Gracie flashed her 1,000-watt smile in her pretty brown face and ran off, one second beyond the sudden lunge of her father.

Meanwhile, the Olympic racing was already on … George, Grayson, and Lil' Robert were running from their grandfather again, and Gracie was just running head out because she was just built for speed, with her parents behind her.

“This is probably not how we intended to plan this event,” Velma Trent said to Eleanor Ludlow as they stood in their Sunday best, guarding the Olympic torch flashlights, “but, shoot: everybody is breaking speed records.”

“I told you it doesn't take all that the grown folks are doing,” Eleanor said, “although somehow I think our Olympics will only take about an hour to be done.”

“Yep,” Velma said. “I think Lil' Robert and Grayson and George may have taken the Greek part too seriously for the crowd we have here.”

“Well, it's like I always say,” Eleanor said. “If you're going to try to live like a Greek god, you actually have to be a Greek god, and my little brothers aren't quite there yet – oh, look, your dad cleared a natural hurdle!
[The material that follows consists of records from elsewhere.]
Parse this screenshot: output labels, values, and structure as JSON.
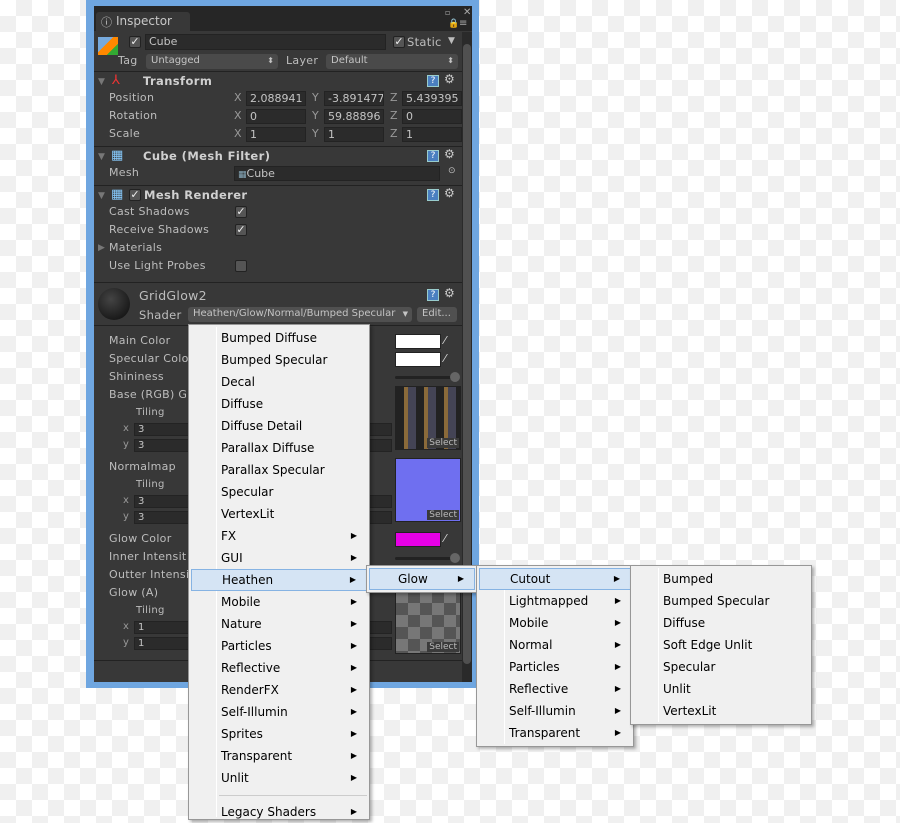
{
  "window": {
    "tab": "Inspector"
  },
  "object": {
    "active": true,
    "name": "Cube",
    "static_label": "Static",
    "static": true,
    "tag_label": "Tag",
    "tag": "Untagged",
    "layer_label": "Layer",
    "layer": "Default"
  },
  "transform": {
    "title": "Transform",
    "rows": [
      {
        "label": "Position",
        "x": "2.088941",
        "y": "-3.891477",
        "z": "5.439395"
      },
      {
        "label": "Rotation",
        "x": "0",
        "y": "59.88896",
        "z": "0"
      },
      {
        "label": "Scale",
        "x": "1",
        "y": "1",
        "z": "1"
      }
    ],
    "axes": [
      "X",
      "Y",
      "Z"
    ]
  },
  "mesh_filter": {
    "title": "Cube (Mesh Filter)",
    "mesh_label": "Mesh",
    "mesh": "Cube"
  },
  "mesh_renderer": {
    "title": "Mesh Renderer",
    "enabled": true,
    "cast_shadows": "Cast Shadows",
    "receive_shadows": "Receive Shadows",
    "materials": "Materials",
    "light_probes": "Use Light Probes",
    "cast_checked": true,
    "receive_checked": true,
    "probes_checked": false
  },
  "material": {
    "name": "GridGlow2",
    "shader_label": "Shader",
    "shader": "Heathen/Glow/Normal/Bumped Specular",
    "edit": "Edit...",
    "props": [
      "Main Color",
      "Specular Colo",
      "Shininess",
      "Base (RGB) G",
      "Normalmap",
      "Glow Color",
      "Inner Intensit",
      "Outter Intensi",
      "Glow (A)"
    ],
    "tiling_label": "Tiling",
    "x_label": "x",
    "y_label": "y",
    "tiling": [
      [
        "3",
        "3"
      ],
      [
        "3",
        "3"
      ],
      [
        "1",
        "1"
      ]
    ],
    "select": "Select",
    "glow_color": "#e600e6"
  },
  "menu1": {
    "items": [
      {
        "label": "Bumped Diffuse"
      },
      {
        "label": "Bumped Specular"
      },
      {
        "label": "Decal"
      },
      {
        "label": "Diffuse"
      },
      {
        "label": "Diffuse Detail"
      },
      {
        "label": "Parallax Diffuse"
      },
      {
        "label": "Parallax Specular"
      },
      {
        "label": "Specular"
      },
      {
        "label": "VertexLit"
      },
      {
        "label": "FX",
        "sub": true
      },
      {
        "label": "GUI",
        "sub": true
      },
      {
        "label": "Heathen",
        "sub": true,
        "selected": true
      },
      {
        "label": "Mobile",
        "sub": true
      },
      {
        "label": "Nature",
        "sub": true
      },
      {
        "label": "Particles",
        "sub": true
      },
      {
        "label": "Reflective",
        "sub": true
      },
      {
        "label": "RenderFX",
        "sub": true
      },
      {
        "label": "Self-Illumin",
        "sub": true
      },
      {
        "label": "Sprites",
        "sub": true
      },
      {
        "label": "Transparent",
        "sub": true
      },
      {
        "label": "Unlit",
        "sub": true
      }
    ],
    "legacy": "Legacy Shaders"
  },
  "menu2": {
    "items": [
      {
        "label": "Glow",
        "sub": true,
        "selected": true
      }
    ]
  },
  "menu3": {
    "items": [
      {
        "label": "Cutout",
        "sub": true,
        "selected": true
      },
      {
        "label": "Lightmapped",
        "sub": true
      },
      {
        "label": "Mobile",
        "sub": true
      },
      {
        "label": "Normal",
        "sub": true
      },
      {
        "label": "Particles",
        "sub": true
      },
      {
        "label": "Reflective",
        "sub": true
      },
      {
        "label": "Self-Illumin",
        "sub": true
      },
      {
        "label": "Transparent",
        "sub": true
      }
    ]
  },
  "menu4": {
    "items": [
      {
        "label": "Bumped"
      },
      {
        "label": "Bumped Specular"
      },
      {
        "label": "Diffuse"
      },
      {
        "label": "Soft Edge Unlit"
      },
      {
        "label": "Specular"
      },
      {
        "label": "Unlit"
      },
      {
        "label": "VertexLit"
      }
    ]
  }
}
This is getting better and better!”

“Oh – there goes Lil' Robert trying to vault without the summer salts out yet – and we see why that doesn't work, either,” Velma said, shaking her head. “Man down!”

“It's a good thing your parents' plush bedspread was there, though,” Eleanor said. “That could have been ugly. Do we get injury timeouts in the Olympics? Oh never mind, your dad just called it.”